Уровень 55. Покрывало Саломеи

Думай, не думай; гадай, не гадай. Дело пустое. Как да отчего вышло. Вилли в эту ночь плюнул на осторожность, остался у Лены. Но было ему не до постельных утех. Впрочем, майору Матвеевой, тоже. Сидели они тихо, точно два сыча на чердаке заброшенного дома, сиротливого и холодного. И мысли к ним являлись студеные и безотрадные. Они даже не делились думами вслух, и так понятно было, что одинаковые. Вилли курил, много и глубоко, Лена пила. Водку и теплый томатный сок без закуски. Потом пересели рядышком на диван, и, прижавшись бок к боку, все так же курили и пили. До утра. Потому что сон все равно бы не пришел к их безнадежно уставшим, присмиревшим телам.

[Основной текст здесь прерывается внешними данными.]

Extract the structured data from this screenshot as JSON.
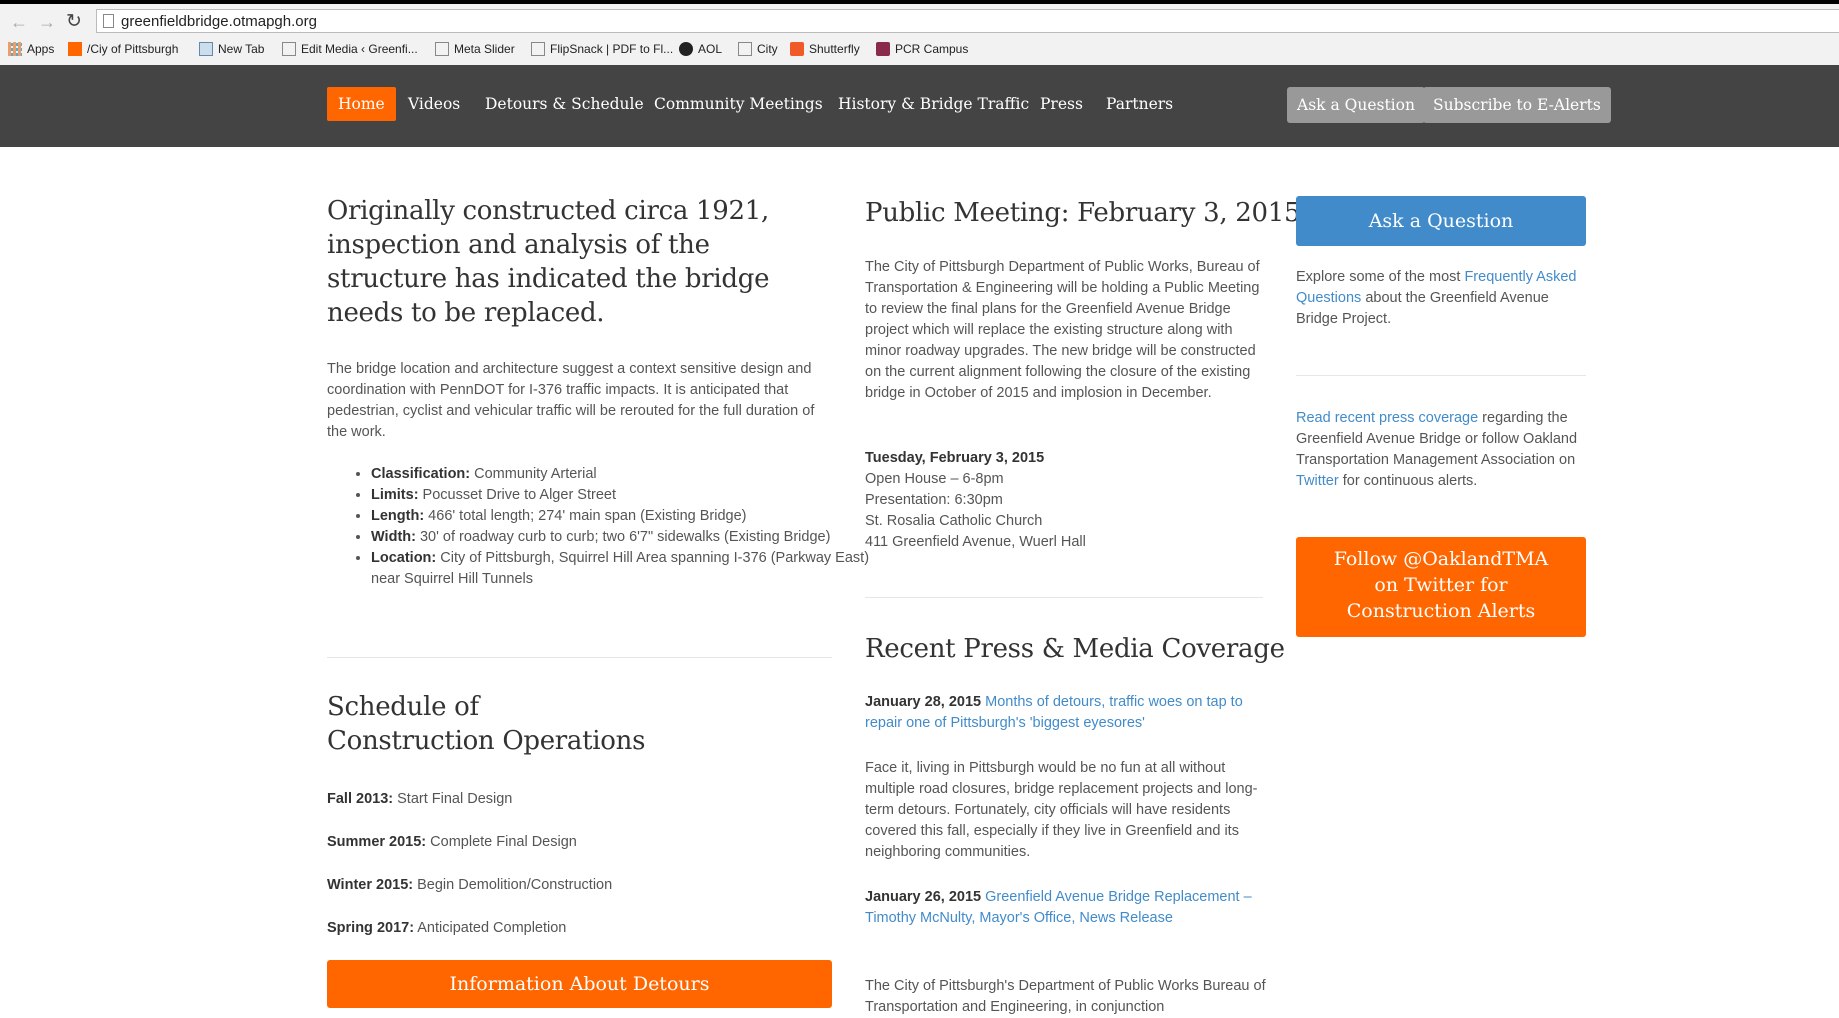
{
  "browser": {
    "url": "greenfieldbridge.otmapgh.org",
    "bookmarks": [
      "Apps",
      "/Ciy of Pittsburgh",
      "New Tab",
      "Edit Media ‹ Greenfi...",
      "Meta Slider",
      "FlipSnack | PDF to Fl...",
      "AOL",
      "City",
      "Shutterfly",
      "PCR Campus"
    ]
  },
  "nav": {
    "items": [
      "Home",
      "Videos",
      "Detours & Schedule",
      "Community Meetings",
      "History & Bridge Traffic",
      "Press",
      "Partners"
    ],
    "ask_label": "Ask a Question",
    "subscribe_label": "Subscribe to E-Alerts"
  },
  "left": {
    "lead": "Originally constructed circa 1921, inspection and analysis of the structure has indicated the bridge needs to be replaced.",
    "intro": "The bridge location and architecture suggest a context sensitive design and coordination with PennDOT for I-376 traffic impacts. It is anticipated that pedestrian, cyclist and vehicular traffic will be rerouted for the full duration of the work.",
    "specs": [
      {
        "label": "Classification:",
        "value": " Community Arterial"
      },
      {
        "label": "Limits:",
        "value": " Pocusset Drive to Alger Street"
      },
      {
        "label": "Length:",
        "value": " 466' total length; 274' main span (Existing Bridge)"
      },
      {
        "label": "Width:",
        "value": " 30' of roadway curb to curb; two 6'7\" sidewalks (Existing Bridge)"
      },
      {
        "label": "Location:",
        "value": " City of Pittsburgh, Squirrel Hill Area spanning I-376 (Parkway East) near Squirrel Hill Tunnels"
      }
    ],
    "schedule_title_1": "Schedule of",
    "schedule_title_2": "Construction Operations",
    "schedule": [
      {
        "label": "Fall 2013:",
        "value": " Start Final Design"
      },
      {
        "label": "Summer 2015:",
        "value": " Complete Final Design"
      },
      {
        "label": "Winter 2015:",
        "value": " Begin Demolition/Construction"
      },
      {
        "label": "Spring 2017:",
        "value": " Anticipated Completion"
      }
    ],
    "detours_button": "Information About Detours"
  },
  "middle": {
    "meeting_title": "Public Meeting: February 3, 2015",
    "meeting_text": "The City of Pittsburgh Department of Public Works, Bureau of Transportation & Engineering will be holding a Public Meeting to review the final plans for the Greenfield Avenue Bridge project which will replace the existing structure along with minor roadway upgrades. The new bridge will be constructed on the current alignment following the closure of the existing bridge in October of 2015 and implosion in December.",
    "meeting_date": "Tuesday, February 3, 2015",
    "meeting_details": [
      "Open House – 6-8pm",
      "Presentation: 6:30pm",
      "St. Rosalia Catholic Church",
      "411 Greenfield Avenue, Wuerl Hall"
    ],
    "press_title": "Recent Press & Media Coverage",
    "press": [
      {
        "date": "January 28, 2015",
        "link": "Months of detours, traffic woes on tap to repair one of Pittsburgh's 'biggest eyesores'",
        "body": "Face it, living in Pittsburgh would be no fun at all without multiple road closures, bridge replacement projects and long-term detours. Fortunately, city officials will have residents covered this fall, especially if they live in Greenfield and its neighboring communities."
      },
      {
        "date": "January 26, 2015",
        "link": "Greenfield Avenue Bridge Replacement – Timothy McNulty, Mayor's Office, News Release",
        "body": "The City of Pittsburgh's Department of Public Works Bureau of Transportation and Engineering, in conjunction"
      }
    ]
  },
  "right": {
    "ask_button": "Ask a Question",
    "faq_pre": "Explore some of the most ",
    "faq_link": "Frequently Asked Questions",
    "faq_post": " about the Greenfield Avenue Bridge Project.",
    "press_link": "Read recent press coverage",
    "press_mid": " regarding the Greenfield Avenue Bridge or follow Oakland Transportation Management Association on ",
    "twitter_link": "Twitter",
    "press_post": " for continuous alerts.",
    "follow_button_1": "Follow @OaklandTMA",
    "follow_button_2": "on Twitter for",
    "follow_button_3": "Construction Alerts"
  },
  "colors": {
    "accent": "#ff6600",
    "link": "#428bca",
    "nav_bg": "#444444"
  }
}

Кампания провалилась. Лена это давеча очень верно определила. Вся затея от начала до конца оказалась пустой тратой времени. Ни одна птица не долетела до середины Днепра. Ни один из крестоносцев теперь не принесет пользы делу. А ведь без малого два года угробил Вилли на исполнение своего замысла. Только про овраги забыл. Каверны человеческой души. Провальные и непредсказуемые. Как и всегда, будто на кинжальное острие, напоролся на собственную жалость. А за благоглупости полагалось платить. Куда подевалось его похвальное намерение держать крестников паутины в ежовых рукавицах! Но вот, опять наступил на те же грабли. И удар их раскроил череп.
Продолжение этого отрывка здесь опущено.